François Mitterrand est élu président de la République française

Publié le 5 mai 2003 Lecture : 3 minutes.

Par petits groupes, alors que la nuit tombe, ce 10 mai 1981, des jeunes arrivent place de la Bastille, lieu symbolique des luttes populaires à Paris. Dès 20 heures, les radios et les télévisions ont diffusé la nouvelle : au second tour de la présidentielle, François Mitterrand l’a emporté contre le chef de l’État sortant, Valéry Giscard d’Estaing.
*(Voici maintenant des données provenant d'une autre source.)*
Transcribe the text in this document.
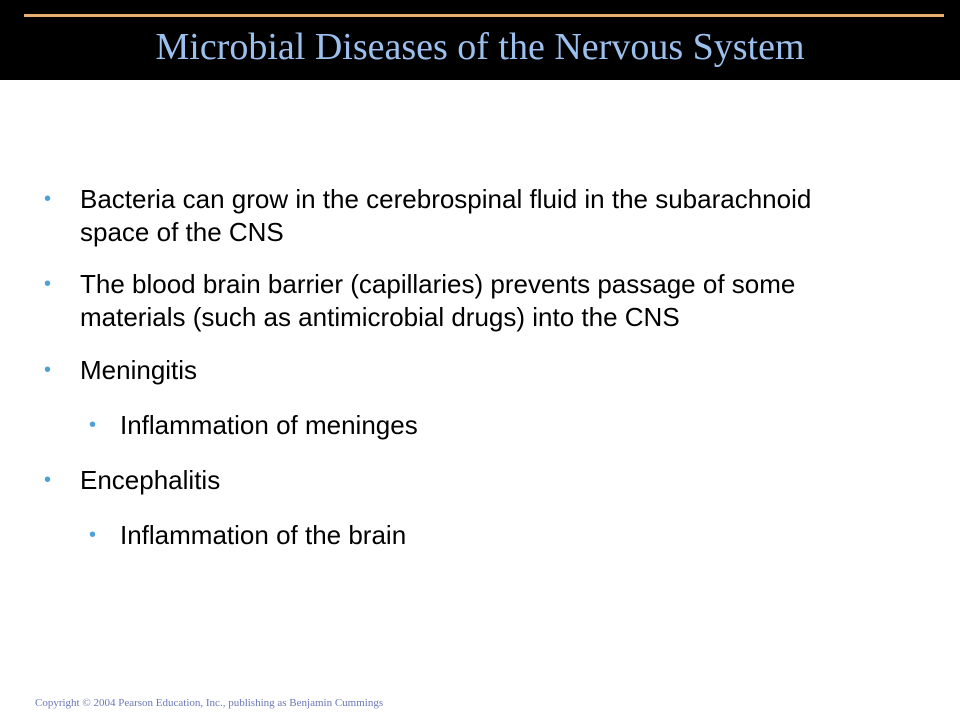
Microbial Diseases of the Nervous System
• Bacteria can grow in the cerebrospinal fluid in the subarachnoid space of the CNS
• The blood brain barrier (capillaries) prevents passage of some materials (such as antimicrobial drugs) into the CNS
• Meningitis
• Inflammation of meninges
• Encephalitis
• Inflammation of the brain
Copyright © 2004 Pearson Education, Inc., publishing as Benjamin Cummings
On connaîtra plus tard le score : 51,75 % des voix, contre 48,25 %.
Un podium géant a été installé sur la place peu après 20 heures. « Nous avons commencé à travailler dès samedi soir », expliquera Claude Villers, animateur de France Inter, et maître de cérémonies de cette soirée qui s’annonce grandiose. Bientôt, la place est noire de monde. De partout, les cris fusent : « On a gagné ! On a gagné ! »
Pour les observateurs de la vie politique, la victoire du candidat socialiste est acquise depuis plusieurs semaines. Pour ses supporteurs, en revanche, elle sonne comme une divine surprise. Après une montée en puissance au cours des années soixante-dix, la gauche n’était pas au mieux de sa forme à la fin de la décennie. En 1978, elle avait encore perdu les législatives, et l’union laborieusement constituée entre socialistes, communistes et radicaux de gauche battait de l’aile. Écartée du pouvoir depuis l’accession du général de Gaulle à la tête de l’État en 1958, elle semblait devoir patienter encore dans l’opposition.
Plus que la force de la gauche, les divisons de la droite ont été la clé du scrutin. Tandis que les voix dont a bénéficié au premier tour le communiste Georges Marchais se sont reportées à environ 90 % sur Mitterrand, près d’un tiers des électeurs de Jacques Chirac ont fait défaut à Giscard d’Estaing. C’est que les gaullistes n’ont jamais vraiment admis le succès, en 1974, du fondateur de l’Union pour la démocratie française (UDF) au détriment de leur candidat, Jacques Chaban-Delmas. Ils n’ont jamais pardonné le fameux « oui mais » au référendum constitutionnel de 1969, qui, de toute évidence, a fait pencher la balance en faveur du « non », entraînant par là même la démission du général de Gaulle.
Mais le verdict du 10 mai 1981 traduit avant tout une aspiration des Français au changement. Il représente également un formidable succès personnel pour François Mitterrand. Combien de fois n’avait-on pas diagnostiqué la mort politique de cet avocat, né en 1916, ministre (des Anciens Combattants) dès janvier 1947 et homme clé des cabinets ministériels de la IVe République. En s’opposant, en mai 1958, au « coup de force » de Charles de Gaulle, il semblait se condamner à la marginalisation : même les électeurs de la Nièvre, dont il était député depuis 1946, lui retirèrent leur confiance en novembre suivant.
En constituant, sur les décombres de la Section française de l’Internationale socialiste (SFIO) de Guy Mollet, une prometteuse Fédération de la gauche démocrate et socialiste, il était parvenu à remettre son camp en selle, réussissant le tour de force de mettre le général en ballottage à la présidentielle de 1965. Les législatives de 1967 virent la gauche enregistrer de nets progrès. Las, survint mai 1968. Mitterrand eut le tort de se précipiter en se posant en recours. L’opposition fut balayée aux législatives de juin.
Mais Mitterrand n’avait pas dit son dernier mot, démontrant une fois encore son aptitude à « rebondir ». La création, en 1971, à Épinay-sur-Seine, du Parti socialiste lui permettait de repartir à la bataille. Dès 1974, lors du scrutin consécutif à la mort du président Pompidou, il frôlait la victoire contre Giscard.
Voilà l’homme dont les partisans s’apprêtent, ce 10 mai 1981, à célébrer la victoire place de la Bastille, au rythme du reggae et de la salsa, les tempos des années quatre-vingt. Le triomphe sera total le mois suivant après la dissolution de l’Assemblée nationale. La confortable majorité dont Mitterrand disposera lui permettra de faire adopter rapidement des mesures spectaculaires comme l’abolition de la peine de mort et d’importantes dispositions d’ordre social comme la réduction du temps de travail hebdomadaire à 39 heures et la cinquième semaine de congés payés.
Ce jour-là, pour le peuple de gauche en liesse, tous les espoirs étaient possibles. La suite, c’est une autre histoire.